Another approach is for experts in an area to act as "Internet librarians" and collate information for a particular area. The is being done by the World Wide Web Virtual Library, EINet Galaxy, and the Global Network Navigator Whole Internet Catalog. Currently these types of services are just pointers to available information resources. What is really needed is for this information to be placed in context. For example, resources could be grouped as to whether they were more suitable for research groups, undergraduates, high school students or younger children. Some explanatory structure is also helpful, rather than just having a list of hyperlinks pointing to various information resources. This kind of material is currently quite rare and often hard to find, and generally is only available in a few specialized subject areas.

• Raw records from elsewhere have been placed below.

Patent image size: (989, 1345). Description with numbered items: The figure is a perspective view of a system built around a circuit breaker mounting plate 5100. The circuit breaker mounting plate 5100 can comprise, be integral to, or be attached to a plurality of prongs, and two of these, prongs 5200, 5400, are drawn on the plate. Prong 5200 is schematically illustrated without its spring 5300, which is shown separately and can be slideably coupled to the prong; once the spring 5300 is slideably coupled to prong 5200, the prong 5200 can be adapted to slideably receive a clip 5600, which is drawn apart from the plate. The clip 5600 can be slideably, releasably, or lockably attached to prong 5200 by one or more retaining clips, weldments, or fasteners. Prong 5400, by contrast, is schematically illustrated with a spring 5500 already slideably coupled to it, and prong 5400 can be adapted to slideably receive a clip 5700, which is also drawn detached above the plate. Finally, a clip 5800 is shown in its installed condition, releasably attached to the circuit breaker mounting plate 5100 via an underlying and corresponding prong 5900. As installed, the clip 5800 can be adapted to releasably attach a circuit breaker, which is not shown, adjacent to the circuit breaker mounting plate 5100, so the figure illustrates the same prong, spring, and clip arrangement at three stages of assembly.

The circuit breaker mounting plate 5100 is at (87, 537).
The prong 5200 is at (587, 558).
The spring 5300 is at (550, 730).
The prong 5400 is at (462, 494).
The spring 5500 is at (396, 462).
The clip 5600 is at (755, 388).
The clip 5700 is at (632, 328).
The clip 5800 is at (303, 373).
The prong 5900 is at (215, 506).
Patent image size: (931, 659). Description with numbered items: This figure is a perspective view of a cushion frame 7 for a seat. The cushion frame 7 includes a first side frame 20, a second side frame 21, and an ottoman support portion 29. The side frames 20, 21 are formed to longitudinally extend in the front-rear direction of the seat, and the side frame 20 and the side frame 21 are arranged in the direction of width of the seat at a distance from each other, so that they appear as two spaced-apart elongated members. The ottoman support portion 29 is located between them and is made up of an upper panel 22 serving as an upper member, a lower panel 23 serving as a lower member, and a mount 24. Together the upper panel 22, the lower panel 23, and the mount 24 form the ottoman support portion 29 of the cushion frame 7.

Research and development continues to enhance the functionality of the WWW, Mosaic, HTML, and the HyperText Transfer Protocol (HTTP). An updated HTML standard, known as HTML+, should be available soon, with support for more advanced formatting features such as tables, centering, etc. There is a lot of ongoing work on developing new HTML browsers, editors, and tools. There is also a great deal of related development of networks, driven in particular by the US National Information Infrastructure (NII, or "Information Superhighway") project, and the development of new networking technologies such as Asynchronous Transfer Mode (ATM). These should further advance the use and usability of global hypermedia information systems such as the World Wide Web.